To sit and think is laziness—write that shit down.
He likes to be underestimated.
He knows everything, just hasn’t had time to remember it all.
Eliminates all other destinations to end up where he’s going.
He hates it when anyone says “May I ask you a question?”
The answer is you already did.

Joe Smith wonders why he can’t do what everyone else does,
but must sit here writing his every thought.

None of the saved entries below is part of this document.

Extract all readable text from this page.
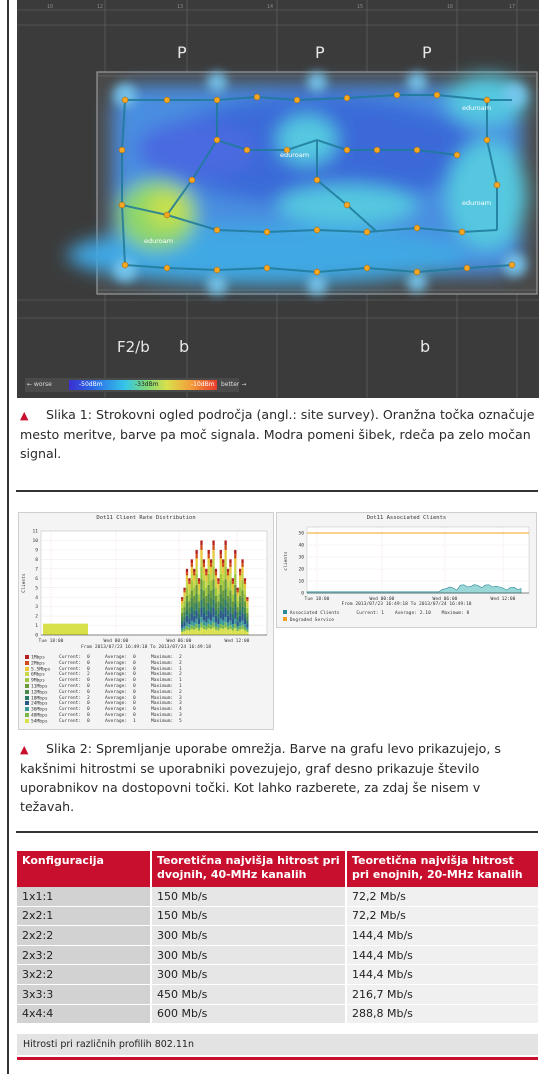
10	12	13	14	15	16	17
P	P	P
F2/b b	b
eduroam
eduroam
eduroam
eduroam
← worse	-50dBm	-33dBm	-10dBm better →
▲ Slika 1: Strokovni ogled področja (angl.: site survey). Oranžna točka označuje mesto meritve, barve pa moč signala. Modra pomeni šibek, rdeča pa zelo močan signal.
Dot11 Client Rate Distribution
11
10
9
8
7
6
5
4
3
2
1
0
Tue 18:00	Wed 00:00	Wed 06:00	Wed 12:00
Clients
From 2013/07/23 16:49:18 To 2013/07/24 16:49:18
1Mbps	Current: 0	Average: 0	Maximum: 2
2Mbps	Current: 0	Average: 0	Maximum: 2
5.5Mbps Current: 0	Average: 0	Maximum: 1
6Mbps	Current: 2	Average: 0	Maximum: 2
9Mbps	Current: 0	Average: 0	Maximum: 1
11Mbps Current: 0	Average: 0	Maximum: 1
12Mbps Current: 0	Average: 0	Maximum: 2
18Mbps Current: 2	Average: 0	Maximum: 3
24Mbps Current: 0	Average: 0	Maximum: 3
36Mbps Current: 0	Average: 0	Maximum: 4
48Mbps Current: 0	Average: 0	Maximum: 3
54Mbps Current: 0	Average: 1	Maximum: 5
Dot11 Associated Clients
50
40
30
20
10
0
Tue 18:00	Wed 00:00	Wed 06:00	Wed 12:00
clients
From 2013/07/23 16:49:18 To 2013/07/24 16:49:18
Associated Clients	Current: 1 Average: 2.10 Maximum: 8
Degraded Service
▲ Slika 2: Spremljanje uporabe omrežja. Barve na grafu levo prikazujejo, s kakšnimi hitrostmi se uporabniki povezujejo, graf desno prikazuje število uporabnikov na dostopovni točki. Kot lahko razberete, za zdaj še nisem v težavah.
Konfiguracija	Teoretična najvišja hitrost pri dvojnih, 40-MHz kanalih	Teoretična najvišja hitrost pri enojnih, 20-MHz kanalih
1x1:1	150 Mb/s	72,2 Mb/s
2x2:1	150 Mb/s	72,2 Mb/s
2x2:2	300 Mb/s	144,4 Mb/s
2x3:2	300 Mb/s	144,4 Mb/s
3x2:2	300 Mb/s	144,4 Mb/s
3x3:3	450 Mb/s	216,7 Mb/s
4x4:4	600 Mb/s	288,8 Mb/s
Hitrosti pri različnih profilih 802.11n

Joe Smith daydreams looking out windows, like a cat at crows.
He finds it impractical and stupid to be wrong,
precisely in proportion to the degree of wrongfulness.
There is only one best move at any moment.
He was pavonine before, but has become even more perfect,
if you pay no attention to the meanings of words.
Heredity is nonsense. The child of a slave can be a genius,
and the son of a king an idiot.

 

 

John Fitzgerald

Counting Sheep

 

Joe Smith joined the Navy straight out of high school.
Anything to get away from Art.
After basic he was stationed on the USS Laboon
in the Carl Vinson Carrier Battle Group.
The Arleigh Berke–class destroyer was first to engage in combat
during
Operation Desert Strike,
launching Tomahawk Cruise missiles
to protect Kurds from Iraqis.


An apprentice seaman, Joe Smith helped maintain the ship.
Some sailor went missing during his stint,
gone overboard, everyone supposes, there is no clue.
Joe Smith received a medical discharge under honorable conditions.
Something about his mind they didn’t like.
He doesn’t think he thinks too much,
and may even confuse it with feeling.
In the end though, he doubts himself to be sure,


and can’t accept that anyone is ever really
rolling on the floor laughing their ass off.
He’s never once even laughed out loud,
nevertheless pleased one of the people most of the time.
He believes he does not know enough
to believe everything he knows,
and just wants to think something new.
Failure to recognize bias is a bias in itself,


so God lets Joe Smith ignore him. Even love is selfish.
Pain is weakness leaving the body.
If this moment has a name,
he stands alone on earth and calls it.
When there’s a million ways, to choose only one seems inhuman.
For lack thereof he’s coyote again.
To the weary with a spell, sheep count themselves.
Let us double each other then run out of room.

 

 

 

JOHN FITZGERALD is an award-winning poet, editor, and federal appeals attorney for the disabled. His most recent books are Favorite Bedtime Stories and The Mind, both from Salmon Poetry. He’s been widely published in journals and anthologies. He was editor of the Law Review.